La guida naturalistica Juvenal Acuña Sanchez spiega che ci sono dodici tipi di bosco in Costarica e un’altra esperienza che consiglia, oltre una sera di relax alle terme al Titoku (http://www.hotelarenalkioro.com) con le vasche a temperatura crescente, è l’escursione in barca sul rio Tàrcoles per il birdwatching, una destinazione attraente per i turisti perché si fanno anche incontri ravvicinati con i coccodrilli e ci si introduce col natante fin sotto la foresta di mangrovie. http://www.junglecrocodilesafari.com.

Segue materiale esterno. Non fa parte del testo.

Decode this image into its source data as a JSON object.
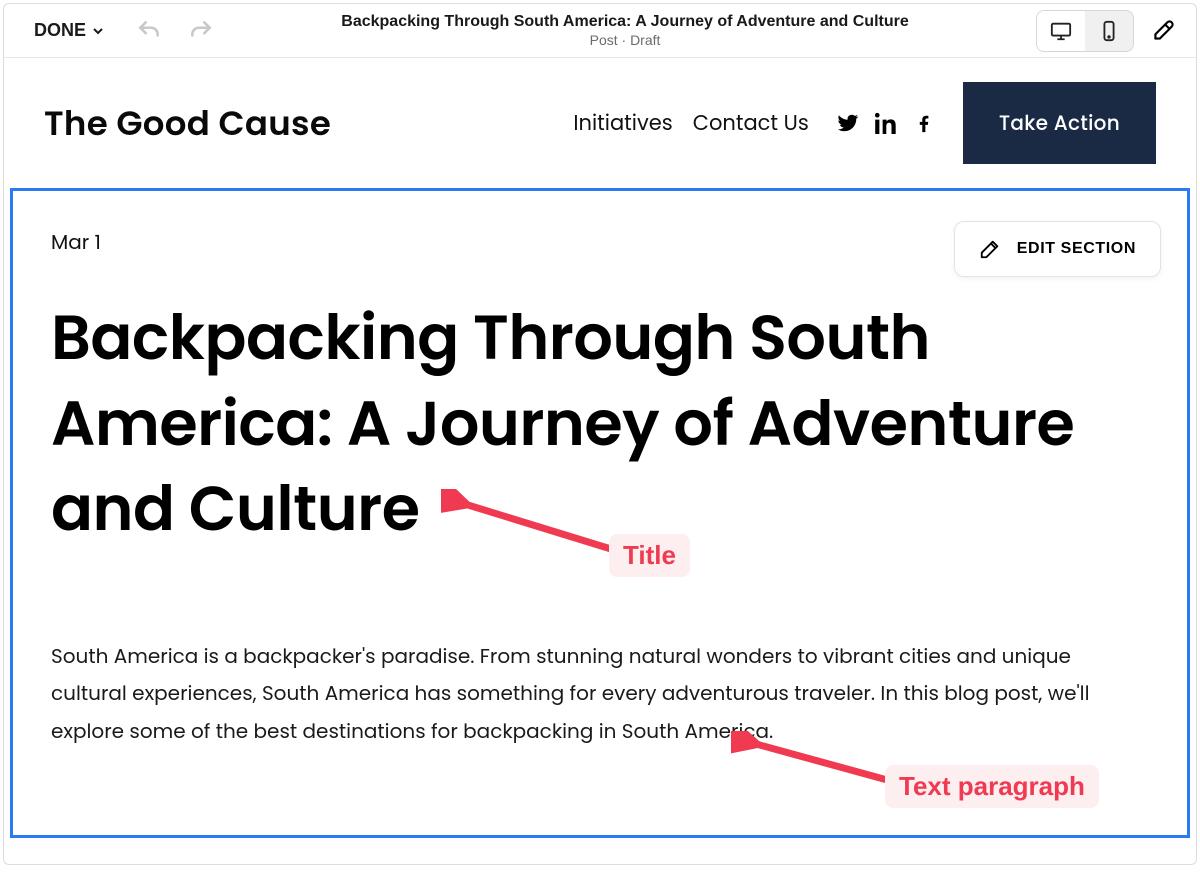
{
  "topbar": {
    "done_label": "DONE",
    "title": "Backpacking Through South America: A Journey of Adventure and Culture",
    "subtitle": "Post · Draft"
  },
  "siteHeader": {
    "brand": "The Good Cause",
    "nav": {
      "initiatives": "Initiatives",
      "contact": "Contact Us"
    },
    "cta": "Take Action"
  },
  "section": {
    "date": "Mar 1",
    "edit_label": "EDIT SECTION",
    "post_title": "Backpacking Through South America: A Journey of Adventure and Culture",
    "post_body": "South America is a backpacker's paradise. From stunning natural wonders to vibrant cities and unique cultural experiences, South America has something for every adventurous traveler. In this blog post, we'll explore some of the best destinations for backpacking in South America."
  },
  "annotations": {
    "title_label": "Title",
    "paragraph_label": "Text paragraph"
  }
}
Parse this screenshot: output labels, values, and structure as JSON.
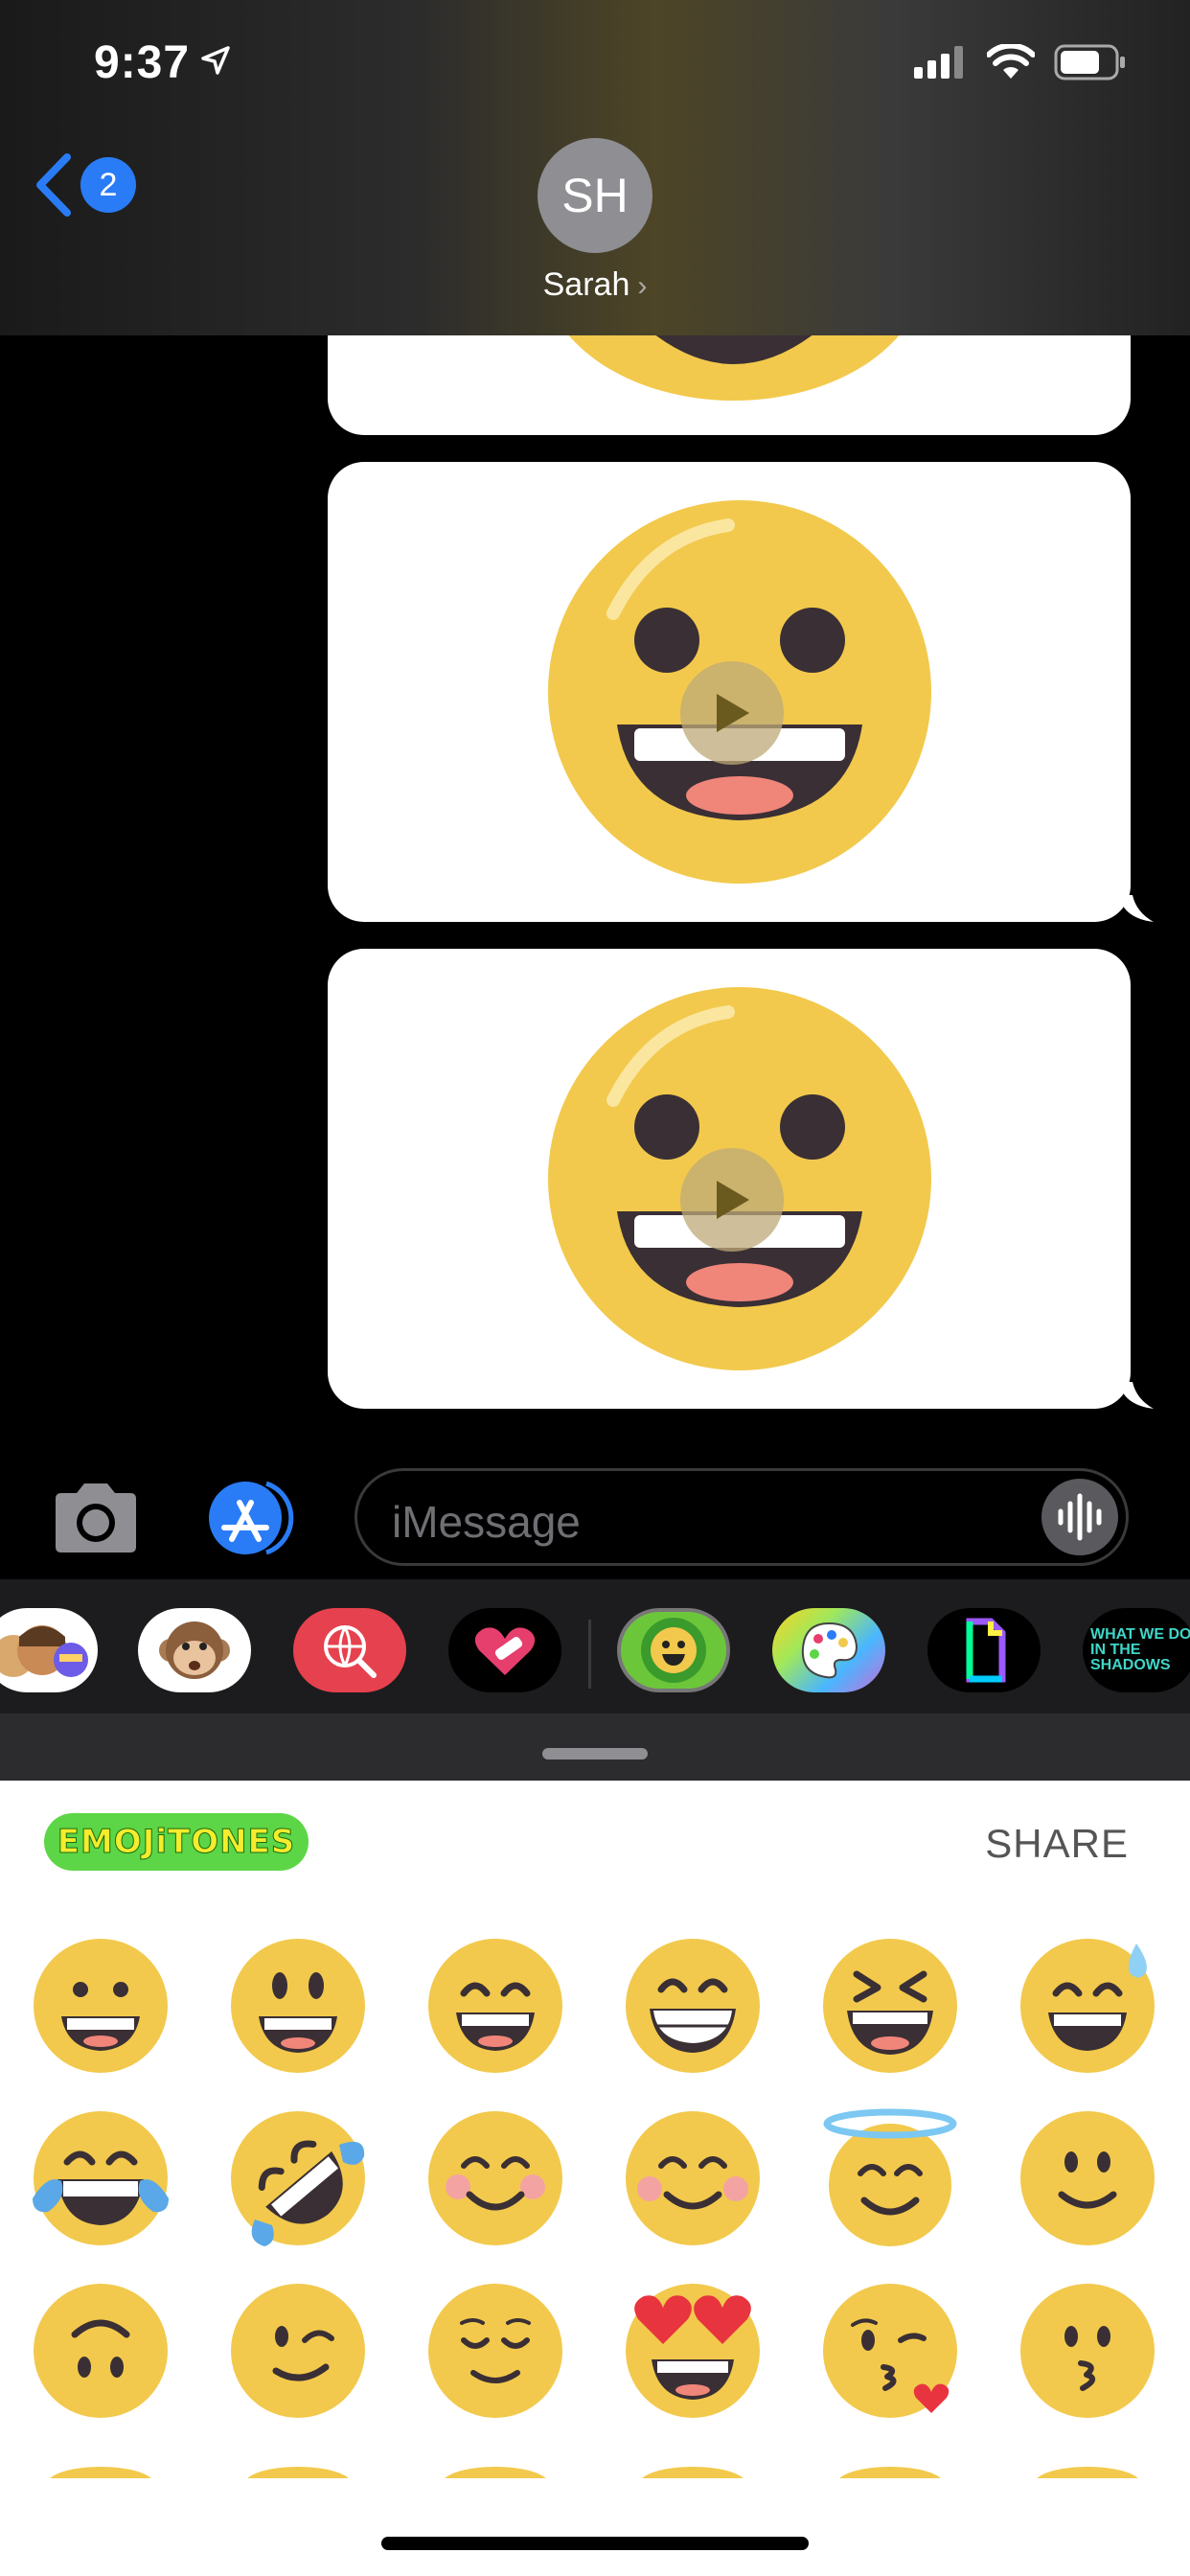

E mentre in un momento di sosta divide con noi qualche pezzo di queso palmito, il formaggio a pasta filante tipico costaricano, Juvenal racconta come il Costa Rica sia una delle più vecchie democrazie del mondo, con 150 anni di storia. “Nel 1948 è stato abolito l’esercito – spiega – e il nostro è considerato, a buon diritto, il Paese più felice del globo, con il 10% di disoccupazione e il 7% di povertà, dove la speranza di vita media per le donne è di 78 anni e per gli uomini 75. Nel 2021 – continua Juvenal – saremo il primo Stato a carbone neutrale, che farà uso solamente di energie pulite. Qui i camion, ogni sei mesi, sono sottoposti obbligatoriamente al controllo per le emissioni di gas di scarico, le auto ogni anno. Il 27% del Paese, essendo patrimonio verde, è protetto statalmente, il 7% da privati e anche gli hotel devono attenersi a determinati criteri di salvaguardia ambientale. Ecco spiegato il motto del Costa Rica, che si sintetizza in due parole: “Pura vida”. Sì, pura vita. E vita pura.

Una vita che è natura nella sua accezione più autentica e ancestrale, di fronte alla quale capisci che non c’è storia, che è lei la più forte, che vincerà sempre. Che davanti al tremendo spettacolo della sua potenza, come una pioggia torrenziale che inonda ogni cosa, col vento che soffia a 90 km orari urlando in vortici di giri e trasformandosi in feroz tormenta, a noi non resta che capitolare, in una resa umile e senziente, non odiandola bensì amandola di più e meglio di come abbiamo fatto finora.

Perché noi, in fondo, siamo solo cavalli stanchi dopo una corsa.

Arresi davanti uno spicchio di luna.